1862, en pleine guerre de Sécession. Ils avancent dans un paysage vide à l'infini, ils ont des uniformes bleus, ce sont donc des soldats de l'Union.
En 1862, le Montana n'est pas encore un Etat, même pas un territoire. C'est un espace vide qu'un détachement de l'armée de l'Union est chargée d'explorer.

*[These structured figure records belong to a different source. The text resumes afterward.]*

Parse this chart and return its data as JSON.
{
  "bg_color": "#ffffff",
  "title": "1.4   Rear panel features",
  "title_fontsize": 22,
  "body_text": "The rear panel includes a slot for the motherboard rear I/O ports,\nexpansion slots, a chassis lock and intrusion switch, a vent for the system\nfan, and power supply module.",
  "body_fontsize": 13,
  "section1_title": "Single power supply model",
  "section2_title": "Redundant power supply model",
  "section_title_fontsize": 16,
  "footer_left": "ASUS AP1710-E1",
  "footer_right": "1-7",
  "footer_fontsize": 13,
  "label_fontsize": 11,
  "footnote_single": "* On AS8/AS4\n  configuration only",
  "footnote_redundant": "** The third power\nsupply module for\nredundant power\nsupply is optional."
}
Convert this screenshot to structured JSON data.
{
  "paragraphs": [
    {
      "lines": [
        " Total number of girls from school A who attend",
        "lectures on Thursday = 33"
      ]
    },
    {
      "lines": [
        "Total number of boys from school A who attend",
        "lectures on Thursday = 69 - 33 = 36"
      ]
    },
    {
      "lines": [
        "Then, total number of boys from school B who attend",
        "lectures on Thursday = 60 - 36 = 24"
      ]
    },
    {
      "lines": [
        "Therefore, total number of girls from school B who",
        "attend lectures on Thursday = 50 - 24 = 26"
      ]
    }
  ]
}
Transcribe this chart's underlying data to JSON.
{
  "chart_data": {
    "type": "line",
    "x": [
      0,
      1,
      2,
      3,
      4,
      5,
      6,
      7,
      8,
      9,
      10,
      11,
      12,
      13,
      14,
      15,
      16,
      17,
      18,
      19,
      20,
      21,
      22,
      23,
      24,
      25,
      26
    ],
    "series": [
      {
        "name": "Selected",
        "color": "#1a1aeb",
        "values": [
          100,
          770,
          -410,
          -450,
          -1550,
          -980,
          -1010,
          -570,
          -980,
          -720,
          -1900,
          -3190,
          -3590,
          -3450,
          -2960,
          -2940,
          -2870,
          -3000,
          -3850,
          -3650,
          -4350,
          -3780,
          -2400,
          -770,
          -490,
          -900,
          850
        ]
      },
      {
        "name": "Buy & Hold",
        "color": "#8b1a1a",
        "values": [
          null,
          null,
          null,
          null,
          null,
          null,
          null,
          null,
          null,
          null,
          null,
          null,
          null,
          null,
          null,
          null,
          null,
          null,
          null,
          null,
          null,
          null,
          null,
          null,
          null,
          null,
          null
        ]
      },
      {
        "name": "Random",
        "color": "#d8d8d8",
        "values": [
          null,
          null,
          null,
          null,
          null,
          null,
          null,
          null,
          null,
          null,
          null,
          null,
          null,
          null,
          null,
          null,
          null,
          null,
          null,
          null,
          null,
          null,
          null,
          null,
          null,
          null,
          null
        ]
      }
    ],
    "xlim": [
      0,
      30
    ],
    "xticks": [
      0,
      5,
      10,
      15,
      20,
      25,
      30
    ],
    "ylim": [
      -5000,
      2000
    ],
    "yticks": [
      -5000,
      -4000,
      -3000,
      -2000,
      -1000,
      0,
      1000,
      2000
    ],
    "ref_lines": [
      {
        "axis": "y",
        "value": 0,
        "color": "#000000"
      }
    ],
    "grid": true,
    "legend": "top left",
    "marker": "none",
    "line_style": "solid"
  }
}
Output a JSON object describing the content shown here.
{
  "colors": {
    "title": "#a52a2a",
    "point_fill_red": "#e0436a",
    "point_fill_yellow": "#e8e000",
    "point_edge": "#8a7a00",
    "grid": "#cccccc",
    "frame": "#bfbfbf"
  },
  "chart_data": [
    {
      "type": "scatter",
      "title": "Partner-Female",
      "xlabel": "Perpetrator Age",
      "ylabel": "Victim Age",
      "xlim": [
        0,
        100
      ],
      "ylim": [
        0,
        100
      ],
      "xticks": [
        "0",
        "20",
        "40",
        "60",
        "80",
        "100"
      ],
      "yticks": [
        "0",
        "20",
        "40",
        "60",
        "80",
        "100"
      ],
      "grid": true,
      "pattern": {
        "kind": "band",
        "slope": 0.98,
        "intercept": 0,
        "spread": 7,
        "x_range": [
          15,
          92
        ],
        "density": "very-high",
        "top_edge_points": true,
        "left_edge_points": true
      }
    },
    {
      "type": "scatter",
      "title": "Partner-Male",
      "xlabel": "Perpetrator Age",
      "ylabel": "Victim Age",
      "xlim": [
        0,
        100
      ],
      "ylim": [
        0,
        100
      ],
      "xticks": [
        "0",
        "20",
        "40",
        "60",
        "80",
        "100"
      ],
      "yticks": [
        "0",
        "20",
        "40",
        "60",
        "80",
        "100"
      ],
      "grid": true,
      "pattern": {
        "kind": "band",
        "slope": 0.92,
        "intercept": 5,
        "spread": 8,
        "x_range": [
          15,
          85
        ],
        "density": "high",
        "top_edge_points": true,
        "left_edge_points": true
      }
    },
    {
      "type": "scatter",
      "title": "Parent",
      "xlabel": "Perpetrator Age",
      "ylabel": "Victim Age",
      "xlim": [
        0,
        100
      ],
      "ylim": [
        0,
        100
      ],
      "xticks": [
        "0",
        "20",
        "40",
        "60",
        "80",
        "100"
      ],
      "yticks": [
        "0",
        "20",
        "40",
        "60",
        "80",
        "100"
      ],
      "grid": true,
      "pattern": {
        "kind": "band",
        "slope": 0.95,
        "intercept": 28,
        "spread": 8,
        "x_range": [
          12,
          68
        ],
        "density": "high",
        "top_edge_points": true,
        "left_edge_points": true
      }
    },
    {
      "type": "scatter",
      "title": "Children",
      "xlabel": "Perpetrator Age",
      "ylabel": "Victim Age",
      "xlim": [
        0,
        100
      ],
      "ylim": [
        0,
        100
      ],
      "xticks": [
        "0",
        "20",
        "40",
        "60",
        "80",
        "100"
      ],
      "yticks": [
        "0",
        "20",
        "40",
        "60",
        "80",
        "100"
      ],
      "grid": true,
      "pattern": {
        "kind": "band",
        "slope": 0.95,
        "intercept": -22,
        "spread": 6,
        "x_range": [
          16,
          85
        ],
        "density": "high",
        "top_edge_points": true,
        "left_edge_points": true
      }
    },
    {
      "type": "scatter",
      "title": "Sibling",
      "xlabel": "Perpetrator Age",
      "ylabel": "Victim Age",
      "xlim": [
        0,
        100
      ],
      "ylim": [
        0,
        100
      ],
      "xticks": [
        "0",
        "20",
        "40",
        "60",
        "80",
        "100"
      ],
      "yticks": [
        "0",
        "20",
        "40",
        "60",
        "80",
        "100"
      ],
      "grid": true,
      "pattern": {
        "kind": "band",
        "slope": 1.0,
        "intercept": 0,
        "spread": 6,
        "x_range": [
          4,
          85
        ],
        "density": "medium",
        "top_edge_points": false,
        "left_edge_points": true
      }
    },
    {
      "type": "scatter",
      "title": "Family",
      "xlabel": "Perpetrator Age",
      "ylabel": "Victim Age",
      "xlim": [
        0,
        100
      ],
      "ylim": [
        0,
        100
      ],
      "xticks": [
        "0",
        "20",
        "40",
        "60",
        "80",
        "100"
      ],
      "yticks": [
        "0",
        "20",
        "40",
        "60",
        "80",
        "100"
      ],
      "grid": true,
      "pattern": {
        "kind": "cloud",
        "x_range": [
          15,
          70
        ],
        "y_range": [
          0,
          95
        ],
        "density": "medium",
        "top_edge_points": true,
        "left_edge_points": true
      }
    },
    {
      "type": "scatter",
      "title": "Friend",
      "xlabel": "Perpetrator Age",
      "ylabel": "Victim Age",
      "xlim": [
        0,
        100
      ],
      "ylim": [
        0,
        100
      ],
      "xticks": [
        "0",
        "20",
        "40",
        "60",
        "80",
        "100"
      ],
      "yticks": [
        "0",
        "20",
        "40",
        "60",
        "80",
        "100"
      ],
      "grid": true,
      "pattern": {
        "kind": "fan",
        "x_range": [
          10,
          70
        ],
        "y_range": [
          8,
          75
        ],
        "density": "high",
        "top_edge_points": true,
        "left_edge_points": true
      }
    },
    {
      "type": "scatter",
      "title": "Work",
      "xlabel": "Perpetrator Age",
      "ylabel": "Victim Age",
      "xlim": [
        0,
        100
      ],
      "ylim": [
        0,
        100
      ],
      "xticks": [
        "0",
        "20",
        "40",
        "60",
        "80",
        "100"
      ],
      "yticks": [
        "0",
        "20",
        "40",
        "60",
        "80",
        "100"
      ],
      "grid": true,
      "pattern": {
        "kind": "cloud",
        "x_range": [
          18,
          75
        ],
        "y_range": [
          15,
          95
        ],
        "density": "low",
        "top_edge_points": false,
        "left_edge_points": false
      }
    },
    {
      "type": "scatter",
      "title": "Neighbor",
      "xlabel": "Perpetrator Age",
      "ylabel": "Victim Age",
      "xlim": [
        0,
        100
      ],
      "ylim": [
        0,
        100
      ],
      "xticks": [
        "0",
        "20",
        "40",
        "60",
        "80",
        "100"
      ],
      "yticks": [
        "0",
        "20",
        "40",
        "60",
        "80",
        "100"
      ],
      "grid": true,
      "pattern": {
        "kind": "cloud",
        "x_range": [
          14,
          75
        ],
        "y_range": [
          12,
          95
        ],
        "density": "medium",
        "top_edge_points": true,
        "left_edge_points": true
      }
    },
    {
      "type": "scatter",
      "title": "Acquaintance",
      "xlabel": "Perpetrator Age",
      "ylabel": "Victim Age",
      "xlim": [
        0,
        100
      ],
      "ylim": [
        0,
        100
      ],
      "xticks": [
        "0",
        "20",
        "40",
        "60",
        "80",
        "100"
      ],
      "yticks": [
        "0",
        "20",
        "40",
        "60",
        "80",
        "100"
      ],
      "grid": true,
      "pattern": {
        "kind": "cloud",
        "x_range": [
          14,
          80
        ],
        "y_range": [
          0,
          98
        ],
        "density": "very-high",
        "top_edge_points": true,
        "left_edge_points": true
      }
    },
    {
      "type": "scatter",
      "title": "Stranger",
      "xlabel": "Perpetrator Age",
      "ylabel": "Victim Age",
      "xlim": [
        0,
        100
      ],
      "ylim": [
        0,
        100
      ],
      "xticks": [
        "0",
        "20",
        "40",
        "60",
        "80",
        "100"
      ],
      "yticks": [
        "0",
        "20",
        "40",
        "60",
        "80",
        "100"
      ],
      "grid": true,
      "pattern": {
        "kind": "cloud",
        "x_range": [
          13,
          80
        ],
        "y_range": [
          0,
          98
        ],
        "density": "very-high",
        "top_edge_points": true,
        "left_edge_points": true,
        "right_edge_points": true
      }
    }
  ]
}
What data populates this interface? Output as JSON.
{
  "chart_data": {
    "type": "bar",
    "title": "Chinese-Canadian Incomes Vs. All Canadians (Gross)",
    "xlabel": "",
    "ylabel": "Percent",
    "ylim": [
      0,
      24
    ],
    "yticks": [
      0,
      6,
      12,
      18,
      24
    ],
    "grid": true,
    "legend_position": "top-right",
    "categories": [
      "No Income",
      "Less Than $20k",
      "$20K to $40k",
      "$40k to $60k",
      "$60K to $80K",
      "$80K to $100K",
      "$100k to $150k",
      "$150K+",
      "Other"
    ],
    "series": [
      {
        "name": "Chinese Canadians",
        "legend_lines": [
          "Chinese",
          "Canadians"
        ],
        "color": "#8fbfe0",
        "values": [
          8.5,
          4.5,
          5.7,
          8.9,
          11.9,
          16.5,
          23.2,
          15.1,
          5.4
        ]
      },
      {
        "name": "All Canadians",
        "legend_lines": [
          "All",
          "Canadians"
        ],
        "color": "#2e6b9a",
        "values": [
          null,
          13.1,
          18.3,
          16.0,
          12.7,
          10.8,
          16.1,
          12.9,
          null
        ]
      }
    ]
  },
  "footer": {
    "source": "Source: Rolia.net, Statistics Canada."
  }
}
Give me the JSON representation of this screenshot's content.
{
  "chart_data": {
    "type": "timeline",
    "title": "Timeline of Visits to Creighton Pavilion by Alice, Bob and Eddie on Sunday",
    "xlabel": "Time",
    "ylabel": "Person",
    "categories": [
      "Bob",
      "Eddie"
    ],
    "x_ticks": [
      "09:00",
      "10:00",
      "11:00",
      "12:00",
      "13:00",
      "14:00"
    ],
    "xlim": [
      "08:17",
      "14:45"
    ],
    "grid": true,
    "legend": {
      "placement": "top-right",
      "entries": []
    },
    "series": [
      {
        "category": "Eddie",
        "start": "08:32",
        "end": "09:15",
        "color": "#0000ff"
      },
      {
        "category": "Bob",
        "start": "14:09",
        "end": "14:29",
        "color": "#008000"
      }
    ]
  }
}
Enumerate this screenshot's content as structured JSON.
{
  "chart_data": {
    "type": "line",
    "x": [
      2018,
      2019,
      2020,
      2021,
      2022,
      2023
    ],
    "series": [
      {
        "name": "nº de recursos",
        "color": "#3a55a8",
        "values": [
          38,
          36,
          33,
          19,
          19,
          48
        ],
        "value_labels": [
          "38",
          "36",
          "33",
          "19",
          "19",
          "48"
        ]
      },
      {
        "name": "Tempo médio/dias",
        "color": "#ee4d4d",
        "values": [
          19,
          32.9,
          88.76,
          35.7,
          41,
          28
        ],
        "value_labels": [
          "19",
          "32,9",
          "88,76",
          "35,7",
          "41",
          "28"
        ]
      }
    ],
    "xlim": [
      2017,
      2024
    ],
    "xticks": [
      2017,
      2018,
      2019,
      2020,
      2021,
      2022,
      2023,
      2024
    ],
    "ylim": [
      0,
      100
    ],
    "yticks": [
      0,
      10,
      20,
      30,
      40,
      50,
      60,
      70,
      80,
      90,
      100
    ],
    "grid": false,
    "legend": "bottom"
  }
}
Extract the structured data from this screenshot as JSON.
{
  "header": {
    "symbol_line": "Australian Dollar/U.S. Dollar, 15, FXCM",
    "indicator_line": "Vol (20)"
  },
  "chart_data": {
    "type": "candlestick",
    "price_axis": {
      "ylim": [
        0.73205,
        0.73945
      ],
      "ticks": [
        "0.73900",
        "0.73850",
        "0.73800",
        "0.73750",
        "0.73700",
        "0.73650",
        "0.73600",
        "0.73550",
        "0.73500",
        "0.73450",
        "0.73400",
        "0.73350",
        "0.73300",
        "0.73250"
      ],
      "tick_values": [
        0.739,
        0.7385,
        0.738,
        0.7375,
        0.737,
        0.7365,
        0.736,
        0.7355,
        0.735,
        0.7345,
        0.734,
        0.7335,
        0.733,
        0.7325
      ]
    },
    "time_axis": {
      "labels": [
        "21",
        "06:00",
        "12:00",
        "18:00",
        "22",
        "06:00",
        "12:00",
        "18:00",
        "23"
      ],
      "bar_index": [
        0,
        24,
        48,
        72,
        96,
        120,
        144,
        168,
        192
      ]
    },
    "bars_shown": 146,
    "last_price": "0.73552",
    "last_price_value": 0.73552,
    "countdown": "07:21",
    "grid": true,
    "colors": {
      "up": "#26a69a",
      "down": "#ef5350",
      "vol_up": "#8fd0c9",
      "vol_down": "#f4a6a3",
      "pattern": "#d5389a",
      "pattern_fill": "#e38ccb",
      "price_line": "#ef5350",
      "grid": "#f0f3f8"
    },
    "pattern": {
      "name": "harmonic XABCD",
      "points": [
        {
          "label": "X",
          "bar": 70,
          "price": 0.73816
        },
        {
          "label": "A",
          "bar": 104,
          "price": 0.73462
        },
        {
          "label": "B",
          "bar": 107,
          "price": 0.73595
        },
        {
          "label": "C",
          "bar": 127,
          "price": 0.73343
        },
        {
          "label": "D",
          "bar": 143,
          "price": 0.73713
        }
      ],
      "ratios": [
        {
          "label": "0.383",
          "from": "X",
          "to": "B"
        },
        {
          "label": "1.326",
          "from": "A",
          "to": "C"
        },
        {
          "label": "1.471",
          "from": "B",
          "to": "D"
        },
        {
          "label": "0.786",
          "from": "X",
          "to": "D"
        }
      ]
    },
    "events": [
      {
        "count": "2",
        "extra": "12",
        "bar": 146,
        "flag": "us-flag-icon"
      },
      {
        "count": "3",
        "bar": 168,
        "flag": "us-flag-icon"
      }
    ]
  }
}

Le film de Roberto Minervini n'est pas un western, ni même un film sur la guerre de Sécession; mais c'est un film sur la guerre et l'engagement des militaires. La guerre y est vue à ras de fantassin - un peu comme Fabrice del Dongo à Waterloo - c'est à dire observée avec minutie, dans ses détails les plus triviaux (l'utilisation d'une arme, le montage d'une tente...) avec une alternance de gros plans et de plans beaucoup plus large destinée à faire comprendre au spectateur le quotidien de ces hommes qui s'efforcent de survivre sur un terrain inconnu et dans des conditions météorologiques difficiles : ils exécutent des ordres, sacrifient leur vie à des objectifs qui ne les concernent pas directement. Loin, très loin de ceux qui les ont envoyés si loin de tout. C'est au bout d'un moment que ce film, légèrement ennuyeux jusque là, puisqu'il ne se passait rien, a pris son sens. Parce que ces hommes parlent, s'interrogent, expliquent les raison de leur engagement, parfois radicalement différentes. Comme dans le poème d'Aragon, il y ceux qui croient au ciel et ceux qui n'y croient pas... Ceux qui pensent que la terre leur a été donnée par Dieu et qu'il faut la défendre, ceux qui n'en sont pas vraiment certains.
Peu à peu, Les Damnés prend une autre dimension, ce n'est plus un film de guerre - la seule bataille se fait contre un ennemi invisible (juste des éclats de feu) - c'est un film sur la guerre, sur l'inanité de la guerre, de toutes les guerres, celles du passé ou celles d'aujourd'hui. Et si les premières images montraient une troupe assez importante et soudée dans ses efforts, la dernière ne montre que deux hommes, visage levé vers le ciel, vers la neige qui tombe et va bientôt les recouvrir comme elle a enseveli tous les autres.
Les Damnés est un film âpre, exigeant, mais c'est un film qui marque.